Glocken des Todes - 6-teiliges Kiminalhörspiel

Glocken des Todes - 6-teiliges Kiminalhörspiel Hot

Michael Brinkschulte   07. Oktober 2014  
Glocken des Todes - 6-teiliges Kiminalhörspiel

Hörspiel

Hörspiellabel/Verlag
Erscheinungsjahr
Format
MP3-CD
Anzahl Medien
1

Rückentext

NACH DEM GLEICHNAMIGEN ROMAN VON ERNST HALL
(1963 MIT DEM EDGAR-WALLACE-PREIS AUSGEZEICHNET)

Der Regen peitscht an diesem Abend durch die nebelige südenglische Moorlandschaft, in der sich auch die Nikodemus-Kapelle befindet. Mesner West möchte diese nach der Abendandacht gerade verschließen, als die Kirchenglocken wie von Geisterhand zu läuten beginnen. Noch kann der alte Mann nicht ahnen, dass die Glocken soeben einen Mann erschlagen haben, der sich im Dachstuhl aufhielt. Reverend Ross, der den unbekannten Toten nicht kennt, verständigt den Arzt Dr. Wyler. Als dieser den Siegelring des Erschlagenen entdeckt, kann er die Leiche identifizieren: es handelt sich dabei um den Sekretär des Aktionärs Anthony Mitchell, Mr. Albert Darton. Aber was hatte der Mann im Glockenstuhl zu suchen? Inspektor McFatherham beginnt zu ermitteln und muss nicht nur feststellen, dass es sich hier um einen eiskalt geplanten Mord, sondern dass die Ermittlungen immer mysteriöser werden, je weiter sie voran schreiten…
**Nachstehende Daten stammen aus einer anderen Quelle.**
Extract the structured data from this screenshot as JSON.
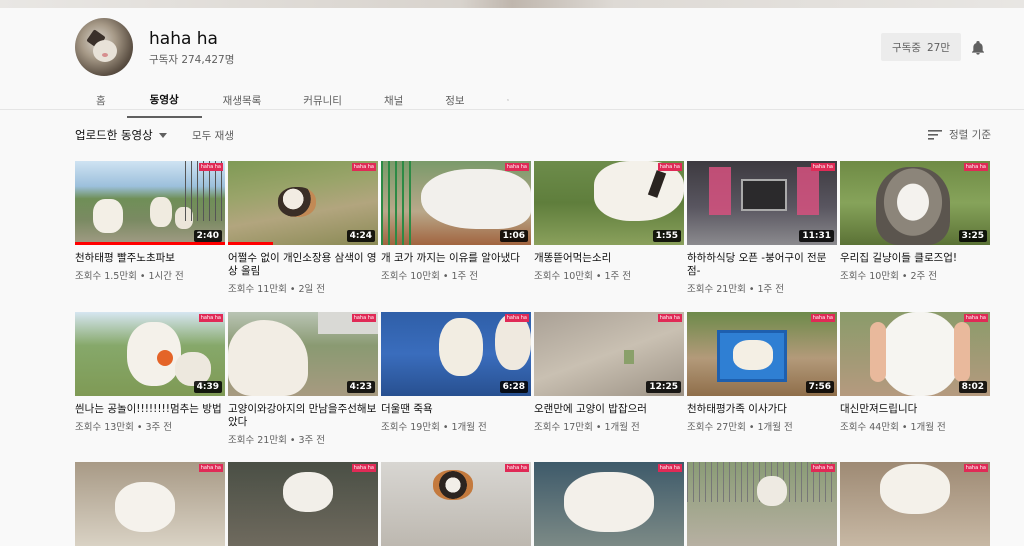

Der Krimisechsteiler „Glocken des Todes“ steht ganz in der Tradition der legendären Francis-Durbridge-Hörspiele und nimmt auch Anleihen bei Edgar Wallace. Nicht umsonst wurde der zugrundeliegende Roman von Ernst Hall aus dem Jahr 1963 mit dem Edgar-Wallace-Preis ausgezeichnet. Eine atemberaubende Mörderjagd durch eine gruselige britische Moorlandschaft, die durch die prominenten Stimmen von Hermann Lenschau, Helmut Peine, Fritz Rasp, Kurt Lieck und Alf Marholm geadelt wird. Gruselspannung garantiert!

Hörspiegel-Meinung

Story/Inhalt 
 
8,0
Atmosphäre 
 
8,0
Sprecher 
 
8,0
Soundtrack 
 
6,0
Aufmachung 
 
6,0
Gesamtwertung 
 
7,2

Wie ist das Hörspiel umgesetzt?

Sechs MP3 Dateien beinhalten die sechs Folgen der Krimi-Serie, die im Jahr 1964 vom WDR produziert wurde. Jeweils zu Beginn der Folgen steht eine Zusammenfassung der bisherigen Ereignisse.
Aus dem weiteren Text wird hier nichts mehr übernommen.